Time-varying "impulse response"

According to many references [1,2], the time-varying "impulse response" can compute wireless channel output $y(t)$ at time $t$ using the following expression: $$ y(t) = \int h(\tau, t) x(t - \tau) d\tau $$

In both references, they state that this represents the response of the channel at time $t$ to an impulse applied at time $t-\tau$.

It seems reasonable to assume that there is some version of x(t) that involves a delta function that we can apply as an input that returns $h(\tau,t)$ as the output.
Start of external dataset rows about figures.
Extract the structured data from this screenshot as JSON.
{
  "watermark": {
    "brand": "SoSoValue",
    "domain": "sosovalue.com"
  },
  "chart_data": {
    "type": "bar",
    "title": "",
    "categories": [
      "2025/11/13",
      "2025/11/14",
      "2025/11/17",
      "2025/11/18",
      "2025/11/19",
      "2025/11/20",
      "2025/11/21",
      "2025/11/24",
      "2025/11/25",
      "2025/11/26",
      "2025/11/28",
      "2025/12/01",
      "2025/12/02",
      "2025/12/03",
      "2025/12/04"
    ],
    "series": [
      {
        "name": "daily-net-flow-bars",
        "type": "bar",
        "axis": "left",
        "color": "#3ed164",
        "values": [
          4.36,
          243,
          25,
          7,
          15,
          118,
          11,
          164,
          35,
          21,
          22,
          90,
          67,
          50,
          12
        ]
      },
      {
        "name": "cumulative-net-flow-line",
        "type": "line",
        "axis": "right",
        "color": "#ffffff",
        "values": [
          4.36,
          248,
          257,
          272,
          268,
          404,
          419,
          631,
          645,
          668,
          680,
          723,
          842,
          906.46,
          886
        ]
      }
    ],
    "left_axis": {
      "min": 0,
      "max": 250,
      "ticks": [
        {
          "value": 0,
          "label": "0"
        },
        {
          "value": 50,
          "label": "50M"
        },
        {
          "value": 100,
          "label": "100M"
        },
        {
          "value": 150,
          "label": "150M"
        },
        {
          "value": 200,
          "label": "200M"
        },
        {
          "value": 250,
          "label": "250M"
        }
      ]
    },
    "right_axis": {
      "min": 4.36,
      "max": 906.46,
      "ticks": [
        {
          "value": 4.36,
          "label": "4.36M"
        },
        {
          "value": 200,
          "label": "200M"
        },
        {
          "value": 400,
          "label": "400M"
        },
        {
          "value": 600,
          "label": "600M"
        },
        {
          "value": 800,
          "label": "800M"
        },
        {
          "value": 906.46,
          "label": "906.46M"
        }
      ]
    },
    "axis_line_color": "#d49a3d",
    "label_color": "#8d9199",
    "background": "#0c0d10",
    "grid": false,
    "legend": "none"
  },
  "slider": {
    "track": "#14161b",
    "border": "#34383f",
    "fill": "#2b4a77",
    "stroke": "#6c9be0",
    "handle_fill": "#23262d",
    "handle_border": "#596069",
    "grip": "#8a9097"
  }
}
Trying: $$x(t) = \delta(t)$$ $$\implies y(t) = \int h(\tau, t) \delta(t - \tau) d\tau = h(t,t) \qquad \text{nope} $$

Trying: $$x(t) = \delta(t-\tau')$$ $$\implies y(t) = \int h(\tau, t) \delta(t - \tau - \tau') d\tau = h(t-\tau',t) \qquad \text{nope, but closer} $$

Is there a way to generate something resembling $h(\tau,t)$ as the output?

$$ $$

References:

[1] Proakis, Digital Communications, 5th ed, p.832

[2] Goldsmith, Wireless Communications, 1st ed, p.67

Answer

changing $\tau$ to $\tau'$ for ease of notation, we have $$y(t) = \int h(\tau', t) x(t - \tau') d\tau' \tag{1}$$

Now to get the output $h(\tau, t)$ it suffices to select

$$\color{red}{x(\tau')=\delta(\tau'-t+\tau)}$$

which is an impulse at $\tau'=t-\tau$.

To substitute it in the convolution equation: $$\begin{align} x(t-\tau')&= x(-\tau'+t)\\ &=\delta(-\tau'-t+\tau+t)\\ &=\delta(\tau-\tau') \end{align}$$

Hence the result of convolution in $(1)$ is $$y= \int h(\tau', t) \delta(\tau-\tau') d\tau'=h(\tau,t)$$.

which is resulted from the sifting property of Dirac delta.